Another story is called Leporella. It is about a servant of the same name who, in Vienna, devotes herself to a baron with a broken marriage. Her devotion becomes the subject of rumour, some stating that she may have organised the death of the wife in order to solidify her space in the baron's life. But ultimately, after much chasing and chasing, the baron realises she is in fact, quite high maintainence in terms of her emotions. He rejects her and her obsession leads to her emotional downfall. This is Stefan Zweig doing what he does in Beware of Pity but in a slightly different way. He tells us the story of what happens when we do not create boundaries, especially where heightened emotions are concerned.

The next story, entitled Buchmendel, is about Jakob Mendel who is a book-dealer. He's famous in Vienna's reading circles for how smart he is. But, he is accused of befriending the enemy during the war and is therefore interned. When he is released, he returns to find his entire old world has changed. The cafe he once loved is gone and his mind is not the way it used to be. Things have changed and not for the better. His clients are no longer around and he can no longer recall texts like he should be able to. His identity becomes unstable. Stefan Zweig definitely believed that these wars were going to destroy the souls of the individuals who have to endure it - I mean he didn't exactly have high hopes for Europe as we understand. We cannot say that he didn't warn us.
The Buried Candelabrum is the next story and looks at the way our own histories can make us long for things. A rabbi is set to inherit an artefact which is the buried candelabrum of ancient ritual. Through this, we come to understand how he yearns for his homeland, how he aches for his spiritual and physical home. The dislocation he feels in himself is ultimately one of the saddest things about the whole anthology. His whole character is haunted by the threat of uncertainty and obviously, when we as readers look at the history of the Jewish people of the 20th century, we cannot say that things got better for him. This had such an emotional atmosphere. If you love Stefan Zweig's stories of spiritual breakage then you will adore this story.
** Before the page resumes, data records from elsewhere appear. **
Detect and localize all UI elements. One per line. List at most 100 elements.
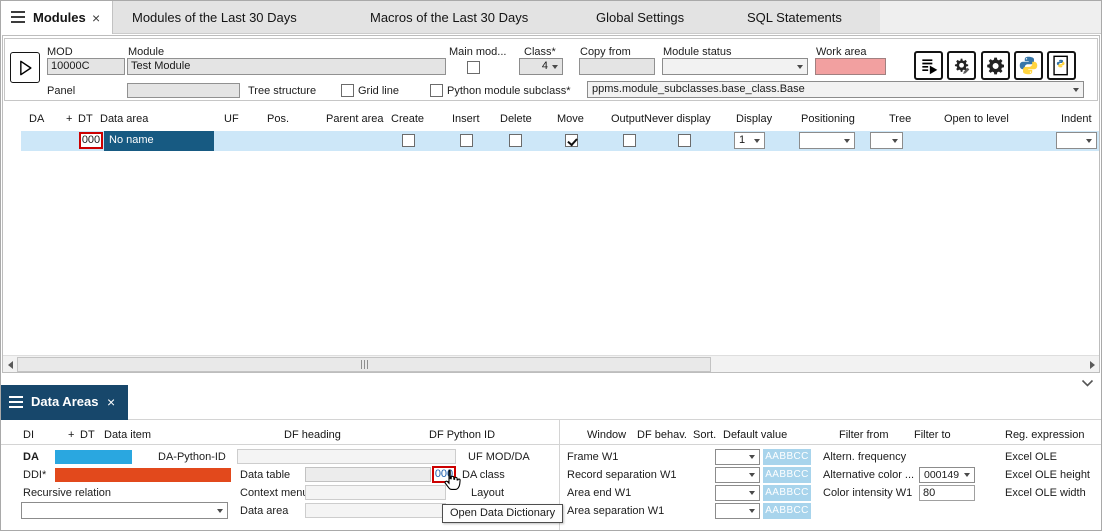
run-protocol-icon (919, 56, 939, 76)
copy-from-field[interactable] (579, 58, 655, 75)
row-indent-dropdown[interactable] (1056, 132, 1097, 149)
data-area-field[interactable] (305, 503, 446, 518)
area-separation-dropdown[interactable] (715, 503, 760, 519)
bcol-df-behav: DF behav. (637, 429, 687, 441)
bcol-default-value: Default value (723, 429, 787, 441)
horizontal-scrollbar[interactable] (3, 355, 1099, 372)
col-never-display[interactable]: Never display (644, 113, 711, 125)
module-settings-edit-button[interactable] (947, 51, 976, 80)
col-display[interactable]: Display (736, 113, 772, 125)
col-delete[interactable]: Delete (500, 113, 532, 125)
col-uf[interactable]: UF (224, 113, 239, 125)
bcol-sort: Sort. (693, 429, 716, 441)
tab-macros-last-30-days[interactable]: Macros of the Last 30 Days (370, 1, 528, 34)
run-module-button[interactable] (10, 52, 40, 83)
tab-global-settings[interactable]: Global Settings (596, 1, 684, 34)
row-output-checkbox[interactable] (623, 134, 636, 147)
row-insert-checkbox[interactable] (460, 134, 473, 147)
scroll-right-icon (1090, 361, 1095, 369)
bcol-di: DI (23, 429, 34, 441)
col-dt[interactable]: DT (78, 113, 93, 125)
da-python-id-field[interactable] (237, 449, 456, 464)
alternative-color-dropdown[interactable]: 000149 (919, 467, 975, 483)
scroll-right-button[interactable] (1085, 356, 1099, 373)
python-button[interactable] (1014, 51, 1043, 80)
col-parent-area[interactable]: Parent area (326, 113, 383, 125)
scroll-left-button[interactable] (3, 356, 17, 373)
python-subclass-checkbox[interactable] (430, 84, 443, 97)
mod-field[interactable]: 10000C (47, 58, 125, 75)
row-positioning-dropdown[interactable] (799, 132, 855, 149)
row-dt-cell[interactable]: 000 (79, 132, 103, 149)
row-display-dropdown[interactable]: 1 (734, 132, 765, 149)
col-move[interactable]: Move (557, 113, 584, 125)
frame-w1-dropdown[interactable] (715, 449, 760, 465)
python-file-button[interactable] (1047, 51, 1076, 80)
grid-line-checkbox[interactable] (341, 84, 354, 97)
work-area-label: Work area (816, 46, 867, 58)
scrollbar-thumb[interactable] (17, 357, 711, 372)
hamburger-menu-icon[interactable] (11, 11, 25, 26)
record-separation-dropdown[interactable] (715, 467, 760, 483)
python-subclass-dropdown[interactable]: ppms.module_subclasses.base_class.Base (587, 81, 1084, 98)
bcol-filter-to: Filter to (914, 429, 951, 441)
row-move-checkbox[interactable] (565, 134, 578, 147)
row-tree-dropdown[interactable] (870, 132, 903, 149)
frame-w1-color-chip[interactable]: AABBCC (763, 449, 811, 465)
col-insert[interactable]: Insert (452, 113, 480, 125)
recursive-relation-dropdown[interactable] (21, 502, 228, 519)
tab-sql-statements[interactable]: SQL Statements (747, 1, 842, 34)
settings-button[interactable] (981, 51, 1010, 80)
col-da[interactable]: DA (29, 113, 44, 125)
bcol-plus: + (68, 429, 74, 441)
tab-data-areas[interactable]: Data Areas × (1, 385, 128, 420)
row-delete-checkbox[interactable] (509, 134, 522, 147)
module-status-dropdown[interactable] (662, 58, 808, 75)
recursive-relation-label: Recursive relation (23, 487, 111, 499)
col-plus[interactable]: + (66, 113, 72, 125)
context-menu-field[interactable] (305, 485, 446, 500)
main-module-checkbox[interactable] (467, 61, 480, 74)
col-indent[interactable]: Indent (1061, 113, 1092, 125)
panel-collapse-chevron-icon[interactable] (1081, 375, 1094, 393)
tab-modules-last-30-days[interactable]: Modules of the Last 30 Days (132, 1, 297, 34)
tab-modules[interactable]: Modules × (1, 1, 113, 34)
panel-top-line (128, 419, 1102, 420)
color-intensity-field[interactable]: 80 (919, 485, 975, 501)
close-tab-icon[interactable]: × (92, 11, 100, 25)
col-output[interactable]: Output (611, 113, 644, 125)
area-end-color-chip[interactable]: AABBCC (763, 485, 811, 501)
area-separation-color-chip[interactable]: AABBCC (763, 503, 811, 519)
tree-structure-label: Tree structure (248, 85, 316, 97)
col-data-area[interactable]: Data area (100, 113, 148, 125)
data-areas-close-icon[interactable]: × (107, 395, 115, 409)
col-positioning[interactable]: Positioning (801, 113, 855, 125)
work-area-field[interactable] (815, 58, 886, 75)
class-dropdown[interactable]: 4 (519, 58, 563, 75)
row-create-checkbox[interactable] (402, 134, 415, 147)
row-never-display-checkbox[interactable] (678, 134, 691, 147)
record-separation-w1-label: Record separation W1 (567, 469, 676, 481)
area-end-dropdown[interactable] (715, 485, 760, 501)
data-area-label: Data area (240, 505, 288, 517)
col-open-to-level[interactable]: Open to level (944, 113, 1009, 125)
python-icon (1018, 55, 1039, 76)
bcol-df-heading: DF heading (284, 429, 341, 441)
record-separation-color-chip[interactable]: AABBCC (763, 467, 811, 483)
row-data-area-cell[interactable]: No name (104, 131, 214, 151)
run-protocol-button[interactable] (914, 51, 943, 80)
module-label: Module (128, 46, 164, 58)
col-tree[interactable]: Tree (889, 113, 911, 125)
col-pos[interactable]: Pos. (267, 113, 289, 125)
panel-field[interactable] (127, 83, 240, 98)
ddi-color-field[interactable] (55, 468, 231, 482)
tab-modules-label: Modules (33, 1, 86, 34)
data-areas-menu-icon[interactable] (9, 396, 23, 411)
data-table-field[interactable] (305, 467, 431, 482)
da-color-field[interactable] (55, 450, 132, 464)
bcol-window: Window (587, 429, 626, 441)
grid-line-label: Grid line (358, 85, 399, 97)
top-tab-bar: Modules × Modules of the Last 30 Days Ma… (1, 1, 1102, 34)
module-name-field[interactable]: Test Module (127, 58, 446, 75)
col-create[interactable]: Create (391, 113, 424, 125)
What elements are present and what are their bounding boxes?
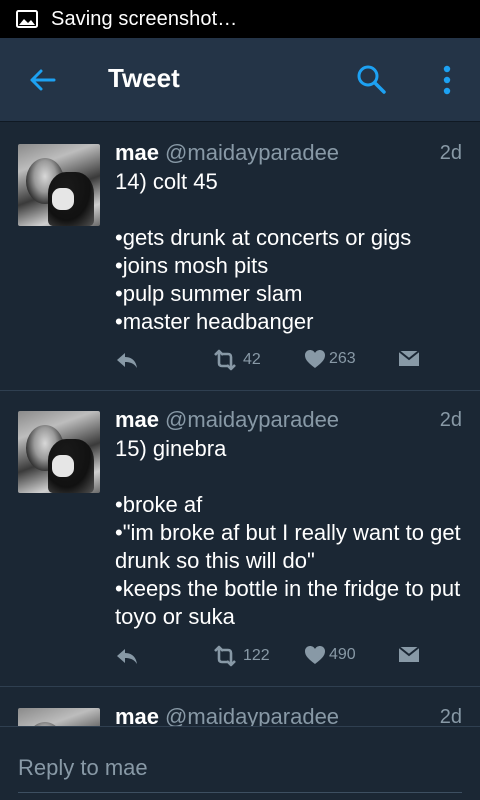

The final story is called Burning Secret and is about a baron who captivates the son of a woman who is a grieving widow. The son idolises the rich man, and thus he can set about manipulating the mother but something goes horrible wrong before he can go about it. There's a rebellion that I don't want to say too much about because to be honest, it is definitely a spoiler. If there is another thing that Stefan Zweig is brilliant at, it is showing us the way in which the rich can manipulate others to their own will, even if they are threatened with being uncovered. Perhaps it is only fierce rebellion that will stop them. Again, it is an extended metaphor and it is brilliantly woven into the text.
I hope you enjoyed reading this fairly long review. I could not exactly choose which stories to cover and so I simply covered all of them, there are only six at the end of the day. Again, if you haven't yet read Stefan Zweig's works then I suggest you start with Beware of Pity and work you way around from there. They are all brilliant.